Her mother, she suspected, had to hate it too. Back then, her mother had confided in her.
“Do you see what this has done to me? Do you get it. Do you know what happens when a baby is
born?”
“I do Mom.” Morgan said. “I do.” She’d wanted to help, had tried to hug her mother
by placing gentle arms on her shoulders and waiting for her to melt, an imitation of her father.
“You don’t know a thing,” her mother said. “You’re a child and with each one of you it
keeps getting worse. Don’t you see how it keeps getting worse?”
Morgan did.
“April, come here,” Morgan said. Her mother’s eyes flickered open again. April held out
the carpet fiber like a puppy treat. There were times when her sister was soft and quiet. A warm
nugget in her arms and Morgan loved her then. She imagined her mother must have felt this way
about all of them, might still feel this way. She envied April for still being small, the twins for
being one half of two, and the time whoever was burrowed inside her mother’s belly had alone in
there, as disgusted as she was of the outward effects.

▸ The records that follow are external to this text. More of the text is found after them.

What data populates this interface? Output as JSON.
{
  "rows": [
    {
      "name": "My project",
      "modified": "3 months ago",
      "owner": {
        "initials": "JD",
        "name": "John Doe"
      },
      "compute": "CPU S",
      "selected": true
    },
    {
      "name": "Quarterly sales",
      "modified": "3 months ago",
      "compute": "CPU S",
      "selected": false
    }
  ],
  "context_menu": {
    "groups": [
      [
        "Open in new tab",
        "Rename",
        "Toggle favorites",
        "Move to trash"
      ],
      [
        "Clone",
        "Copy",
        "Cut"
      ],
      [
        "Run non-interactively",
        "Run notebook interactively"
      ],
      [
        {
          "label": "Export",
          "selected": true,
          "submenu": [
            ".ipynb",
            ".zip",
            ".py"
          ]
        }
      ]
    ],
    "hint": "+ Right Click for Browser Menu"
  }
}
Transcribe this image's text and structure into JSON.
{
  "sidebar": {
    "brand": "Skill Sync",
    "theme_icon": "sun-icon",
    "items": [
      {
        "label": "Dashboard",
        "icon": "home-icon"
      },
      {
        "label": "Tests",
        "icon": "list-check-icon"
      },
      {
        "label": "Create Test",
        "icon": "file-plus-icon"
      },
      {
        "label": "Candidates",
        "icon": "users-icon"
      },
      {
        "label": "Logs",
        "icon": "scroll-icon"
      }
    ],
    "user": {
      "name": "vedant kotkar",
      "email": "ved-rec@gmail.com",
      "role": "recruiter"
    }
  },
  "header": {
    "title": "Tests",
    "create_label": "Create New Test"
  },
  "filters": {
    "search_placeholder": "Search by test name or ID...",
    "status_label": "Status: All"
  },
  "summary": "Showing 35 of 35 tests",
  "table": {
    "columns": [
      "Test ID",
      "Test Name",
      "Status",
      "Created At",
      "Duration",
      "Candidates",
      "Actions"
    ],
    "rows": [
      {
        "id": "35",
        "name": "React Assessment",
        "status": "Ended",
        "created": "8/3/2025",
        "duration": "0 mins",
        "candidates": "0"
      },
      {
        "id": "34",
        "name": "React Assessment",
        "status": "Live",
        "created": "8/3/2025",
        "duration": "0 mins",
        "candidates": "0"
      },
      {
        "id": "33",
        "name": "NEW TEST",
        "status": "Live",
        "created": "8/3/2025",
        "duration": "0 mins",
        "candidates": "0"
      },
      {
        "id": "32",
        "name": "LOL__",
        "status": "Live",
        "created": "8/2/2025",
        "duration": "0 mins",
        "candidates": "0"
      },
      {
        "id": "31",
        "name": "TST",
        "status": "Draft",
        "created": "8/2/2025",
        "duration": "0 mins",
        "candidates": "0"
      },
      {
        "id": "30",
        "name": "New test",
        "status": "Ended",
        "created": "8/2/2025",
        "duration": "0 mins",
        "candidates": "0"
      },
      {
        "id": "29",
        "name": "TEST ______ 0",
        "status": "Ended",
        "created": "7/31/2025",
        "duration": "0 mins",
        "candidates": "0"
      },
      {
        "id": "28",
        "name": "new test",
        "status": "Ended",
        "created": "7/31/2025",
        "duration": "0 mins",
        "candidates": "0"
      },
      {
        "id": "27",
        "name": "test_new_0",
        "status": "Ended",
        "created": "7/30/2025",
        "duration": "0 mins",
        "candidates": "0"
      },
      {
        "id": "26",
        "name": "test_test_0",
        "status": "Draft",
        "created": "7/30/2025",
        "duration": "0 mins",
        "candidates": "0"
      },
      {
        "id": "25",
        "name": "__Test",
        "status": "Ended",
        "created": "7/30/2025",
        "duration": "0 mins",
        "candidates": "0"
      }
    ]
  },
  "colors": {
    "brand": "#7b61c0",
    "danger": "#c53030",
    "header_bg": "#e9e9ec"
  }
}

April tried to climb into their mother’s lap, then settled again for hugging her legs. She
buried her face between her knees. Their mother rested a hand on her head. Why couldn’t she
join April on the floor? Wrap herself around their mother, too. Be accepted in and folded in with
them.
“Come on. Come with me.” Morgan grabbed at her sister’s arm. It slapped back to their
mother’s leg like a magnet.
“Well, did they fit at least?” Her mother said, patting April’s head.